Pramipexole (Sifrol): dopamine agonist for the treatment of Parkinson’s disease

From Australian Prescriber:


Sifrol (Boehringer Ingelheim)
125 microgram, 250 microgram and 1 mg tablets
Approved indications: Parkinson’s disease, restless legs syndrome
Australian Medicines Handbook section 16.2.1

In Parkinson’s disease, there is a reduced concentration of dopamine in the nigrostriatal system. Dopamine agonists, such as bromocriptine, therefore have a role in the treatment of Parkinson’s disease. Pramipexole is a non-ergoline dopamine agonist which acts on D2 and D3 receptors (see ‘Dopamine – clinical applications i. neurology’, Aust Prescr 1994;17:21-3).

Levodopa (combined with a decarboxylase inhibitor) remains the first-line drug treatment for Parkinson’s disease of moderate severity. In advanced disease, the effect of this therapy starts to wear off. Maintaining the stimulation of dopamine receptors may alleviate this disabling complication.

When pramipexole was added to levodopa treatment, in a double-blind trial of 291 patients with advanced disease, it was more effective than placebo. Pramipexole improved motor function and decreased ‘off’ time. The patients’ self-assessments also suggested that the severity of the ‘off’ time was reduced by pramipexole. Compared to placebo, the biggest changes were seen in rigidity, resting tremor, hand movements and finger tapping. At the end of the 32-week trial, the dose of levodopa required by the patients taking pramipexole had been significantly reduced.1

In the trial, the maximum dose was 4.5 mg a day. Usually pramipexole is given in divided doses, beginning with 125 microgram three times a day. The dose is increased every week if the patient is improving without adverse effects. While the dose is being titrated, the dose of levodopa can be reduced.
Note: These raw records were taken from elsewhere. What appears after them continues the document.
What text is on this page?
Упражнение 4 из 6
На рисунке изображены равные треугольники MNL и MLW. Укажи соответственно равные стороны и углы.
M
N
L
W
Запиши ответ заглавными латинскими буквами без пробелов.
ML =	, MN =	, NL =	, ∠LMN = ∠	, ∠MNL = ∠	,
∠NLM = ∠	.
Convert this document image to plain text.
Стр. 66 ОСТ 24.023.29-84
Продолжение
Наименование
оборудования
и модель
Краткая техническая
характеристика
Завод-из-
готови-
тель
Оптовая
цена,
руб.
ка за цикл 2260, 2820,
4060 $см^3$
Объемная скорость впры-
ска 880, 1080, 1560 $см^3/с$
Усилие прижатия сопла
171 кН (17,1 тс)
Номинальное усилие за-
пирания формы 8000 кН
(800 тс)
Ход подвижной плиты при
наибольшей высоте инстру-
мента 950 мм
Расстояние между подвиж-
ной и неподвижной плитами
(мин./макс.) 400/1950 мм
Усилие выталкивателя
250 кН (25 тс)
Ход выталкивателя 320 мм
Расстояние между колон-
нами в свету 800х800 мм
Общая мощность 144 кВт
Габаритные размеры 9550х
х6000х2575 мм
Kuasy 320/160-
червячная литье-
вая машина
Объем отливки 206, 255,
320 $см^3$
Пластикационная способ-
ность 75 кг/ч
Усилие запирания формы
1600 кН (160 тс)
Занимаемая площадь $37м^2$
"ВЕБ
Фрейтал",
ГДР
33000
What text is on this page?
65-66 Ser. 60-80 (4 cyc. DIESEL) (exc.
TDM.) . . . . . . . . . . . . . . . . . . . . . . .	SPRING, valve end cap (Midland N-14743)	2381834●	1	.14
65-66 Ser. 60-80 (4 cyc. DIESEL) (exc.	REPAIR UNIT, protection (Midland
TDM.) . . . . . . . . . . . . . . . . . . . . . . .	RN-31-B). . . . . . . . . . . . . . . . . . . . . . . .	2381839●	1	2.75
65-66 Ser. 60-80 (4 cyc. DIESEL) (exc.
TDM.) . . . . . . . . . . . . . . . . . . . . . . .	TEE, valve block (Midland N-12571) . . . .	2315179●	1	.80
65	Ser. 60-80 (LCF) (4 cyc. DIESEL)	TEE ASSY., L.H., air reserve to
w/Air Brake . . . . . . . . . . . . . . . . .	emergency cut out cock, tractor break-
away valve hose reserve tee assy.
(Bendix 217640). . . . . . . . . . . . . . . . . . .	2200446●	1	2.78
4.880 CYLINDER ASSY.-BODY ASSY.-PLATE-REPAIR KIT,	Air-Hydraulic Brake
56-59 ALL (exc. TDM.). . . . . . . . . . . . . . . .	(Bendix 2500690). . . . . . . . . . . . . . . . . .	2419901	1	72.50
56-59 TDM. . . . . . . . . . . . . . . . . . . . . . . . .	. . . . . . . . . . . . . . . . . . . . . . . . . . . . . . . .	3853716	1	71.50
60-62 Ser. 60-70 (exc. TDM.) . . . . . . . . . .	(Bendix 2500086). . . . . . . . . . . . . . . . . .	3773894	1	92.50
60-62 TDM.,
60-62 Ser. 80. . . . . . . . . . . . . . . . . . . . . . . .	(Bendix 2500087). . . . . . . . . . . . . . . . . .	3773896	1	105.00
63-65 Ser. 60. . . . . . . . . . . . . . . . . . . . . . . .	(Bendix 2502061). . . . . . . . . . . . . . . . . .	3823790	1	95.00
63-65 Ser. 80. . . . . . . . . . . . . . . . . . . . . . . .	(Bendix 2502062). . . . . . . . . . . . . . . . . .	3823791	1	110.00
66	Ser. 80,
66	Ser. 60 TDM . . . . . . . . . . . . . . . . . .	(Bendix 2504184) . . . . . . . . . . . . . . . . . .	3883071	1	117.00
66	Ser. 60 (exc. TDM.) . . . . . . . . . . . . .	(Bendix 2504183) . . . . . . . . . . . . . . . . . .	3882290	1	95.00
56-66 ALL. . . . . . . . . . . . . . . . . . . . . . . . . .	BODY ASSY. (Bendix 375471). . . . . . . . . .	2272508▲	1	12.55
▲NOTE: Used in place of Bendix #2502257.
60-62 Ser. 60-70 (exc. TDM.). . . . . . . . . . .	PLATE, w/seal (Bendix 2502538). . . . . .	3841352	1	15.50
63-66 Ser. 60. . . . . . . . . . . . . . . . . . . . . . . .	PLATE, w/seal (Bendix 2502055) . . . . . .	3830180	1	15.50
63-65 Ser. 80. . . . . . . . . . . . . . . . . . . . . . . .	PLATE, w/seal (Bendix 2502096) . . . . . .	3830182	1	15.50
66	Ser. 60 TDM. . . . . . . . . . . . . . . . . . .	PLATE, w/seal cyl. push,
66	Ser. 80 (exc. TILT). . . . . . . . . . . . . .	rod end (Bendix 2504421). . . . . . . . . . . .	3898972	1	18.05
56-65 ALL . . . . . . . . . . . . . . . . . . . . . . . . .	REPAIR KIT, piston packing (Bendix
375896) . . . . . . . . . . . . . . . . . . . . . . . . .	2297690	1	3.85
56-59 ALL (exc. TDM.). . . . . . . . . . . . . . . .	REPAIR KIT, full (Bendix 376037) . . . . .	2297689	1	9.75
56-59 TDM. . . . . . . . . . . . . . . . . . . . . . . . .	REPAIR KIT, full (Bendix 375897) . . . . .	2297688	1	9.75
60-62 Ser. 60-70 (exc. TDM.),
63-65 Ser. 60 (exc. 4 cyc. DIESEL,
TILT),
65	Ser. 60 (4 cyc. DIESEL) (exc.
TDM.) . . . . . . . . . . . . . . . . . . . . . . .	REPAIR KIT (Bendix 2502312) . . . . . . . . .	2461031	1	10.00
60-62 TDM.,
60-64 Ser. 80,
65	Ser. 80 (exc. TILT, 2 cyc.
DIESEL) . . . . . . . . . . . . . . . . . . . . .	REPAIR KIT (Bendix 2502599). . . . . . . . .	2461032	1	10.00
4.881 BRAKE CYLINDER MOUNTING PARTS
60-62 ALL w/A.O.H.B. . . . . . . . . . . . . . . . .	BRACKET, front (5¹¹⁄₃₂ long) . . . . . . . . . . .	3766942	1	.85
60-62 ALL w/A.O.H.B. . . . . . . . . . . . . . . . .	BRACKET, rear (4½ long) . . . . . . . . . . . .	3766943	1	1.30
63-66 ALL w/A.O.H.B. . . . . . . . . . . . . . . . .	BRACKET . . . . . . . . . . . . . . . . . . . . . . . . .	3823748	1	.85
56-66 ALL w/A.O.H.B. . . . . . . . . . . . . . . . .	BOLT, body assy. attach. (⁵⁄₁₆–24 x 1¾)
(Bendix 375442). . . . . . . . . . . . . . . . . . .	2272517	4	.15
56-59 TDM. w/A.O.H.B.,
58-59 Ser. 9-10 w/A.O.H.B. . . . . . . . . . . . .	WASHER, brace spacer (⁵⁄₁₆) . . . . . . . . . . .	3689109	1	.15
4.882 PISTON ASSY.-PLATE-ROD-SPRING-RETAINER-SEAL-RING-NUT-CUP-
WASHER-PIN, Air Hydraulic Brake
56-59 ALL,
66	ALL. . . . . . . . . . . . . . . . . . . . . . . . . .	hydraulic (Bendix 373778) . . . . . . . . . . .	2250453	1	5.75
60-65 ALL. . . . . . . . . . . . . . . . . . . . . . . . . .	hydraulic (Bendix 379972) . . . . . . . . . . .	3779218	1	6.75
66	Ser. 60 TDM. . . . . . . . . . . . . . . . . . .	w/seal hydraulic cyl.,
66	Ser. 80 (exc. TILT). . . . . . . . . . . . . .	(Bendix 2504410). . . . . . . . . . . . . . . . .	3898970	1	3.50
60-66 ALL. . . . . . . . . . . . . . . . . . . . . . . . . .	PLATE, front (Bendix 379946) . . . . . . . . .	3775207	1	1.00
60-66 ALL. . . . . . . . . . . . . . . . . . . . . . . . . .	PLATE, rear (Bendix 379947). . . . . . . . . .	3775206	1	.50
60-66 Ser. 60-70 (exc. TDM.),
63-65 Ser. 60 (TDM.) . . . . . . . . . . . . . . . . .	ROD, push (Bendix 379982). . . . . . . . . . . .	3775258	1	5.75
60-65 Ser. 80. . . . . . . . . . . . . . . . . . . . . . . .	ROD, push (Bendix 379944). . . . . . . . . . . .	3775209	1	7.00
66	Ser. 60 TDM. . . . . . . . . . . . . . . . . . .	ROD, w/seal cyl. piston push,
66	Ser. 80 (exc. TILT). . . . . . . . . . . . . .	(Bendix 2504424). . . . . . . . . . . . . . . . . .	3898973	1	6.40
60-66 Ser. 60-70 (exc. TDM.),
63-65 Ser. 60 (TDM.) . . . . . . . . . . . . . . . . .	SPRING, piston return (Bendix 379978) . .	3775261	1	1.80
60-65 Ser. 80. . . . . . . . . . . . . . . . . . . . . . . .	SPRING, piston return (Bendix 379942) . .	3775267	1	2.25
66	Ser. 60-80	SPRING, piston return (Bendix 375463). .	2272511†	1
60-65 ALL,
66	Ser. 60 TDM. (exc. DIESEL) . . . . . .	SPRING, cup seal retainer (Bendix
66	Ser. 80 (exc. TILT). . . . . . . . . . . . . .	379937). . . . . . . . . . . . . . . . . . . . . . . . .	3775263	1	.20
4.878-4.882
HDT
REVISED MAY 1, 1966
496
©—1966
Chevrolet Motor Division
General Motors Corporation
After a dose-ranging study in early Parkinson’s disease [2], pramipexole was compared with levodopa in a double-blind trial involving 301 patients. Those randomised to receive pramipexole took longer to develop problems with the effect wearing off, on-off fluctuations or dyskinesia.[3]

Pramipexole also has an indication for restless legs syndrome. It was compared with placebo in a 12-week trial involving 344 patients. On a 40-point symptom rating scale, there was a mean improvement of 9.3 points with placebo and a 12.8 point improvement in people taking pramipexole 250 microgram daily. While 75% of patients responded to this dose of pramipexole, the response in the placebo group was 51%.4

In Parkinson’s disease, lower doses of pramipexole are required if the patient has renal impairment as the drug is mainly excreted unchanged in the urine. The elimination half life is increased from 8 to 12 hours in elderly patients. Renal clearance is also reduced by cimetidine which is thought to inhibit secretion in the renal tubules. This mechanism also creates the potential for interactions between pramipexole and ranitidine, diltiazem, verapamil, digoxin, triamterene and trimethoprim.

Some of the adverse effects of pramipexole can be predicted because of its stimulation of dopamine receptors. For example, up to 17% of patients will develop hallucinations. Other common adverse effects include nausea, insomnia, somnolence and dyskinesia. A few patients have fallen asleep suddenly, including when driving, and others have become compulsive gamblers while taking pramipexole.

Pramipexole should be withdrawn gradually over several days. Sudden cessation of antiparkinson drugs can cause neuroleptic malignant syndrome.

There are few published comparative studies of the dopamine agonists. A study in which pramipexole compared favourably with bromocriptine did not have enough power to show a statistical difference.5 There is limited information about the long-term use of pramipexole. This is important because, for example, retinal degeneration has been seen in long-term studies of rats. Although fewer patients given pramipexole develop dopaminergic motor complications, patients given levodopa have a greater improvement in their early Parkinson’s disease. While both drugs cause an initial improvement, after two years the patients’ quality of life scores decline significantly less with levodopa.3

manufacturer provided additional useful information

Lieberman A, Ranhosky A, Korts D. Clinical evaluation of pramipexole in advanced Parkinson’s disease: results of a double-blind, placebo-controlled, parallel-group study. Neurology 1997;49:162-8.
Parkinson Study Group. Safety and efficacy of pramipexole in early Parkinson disease. JAMA 1997;278:125-30.
Parkinson Study Group. Pramipexole vs levodopa as initial treatment for Parkinson disease. A randomized controlled trial. JAMA 2000;284:1931-8.
Winkelman JW, Sethi KD, Kushida CA, Becker PM, Koester J, Cappola JJ, et al. Efficacy and safety of pramipexole in restless legs syndrome. Neurology 2006;67:1034-9.
Guttman M; International Pramipexole-Bromocriptine Study Group. Double-blind comparison of pramipexole and bromocriptine treatment with placebo in advanced Parkinson’s disease. Neurology 1997;49:1060-5.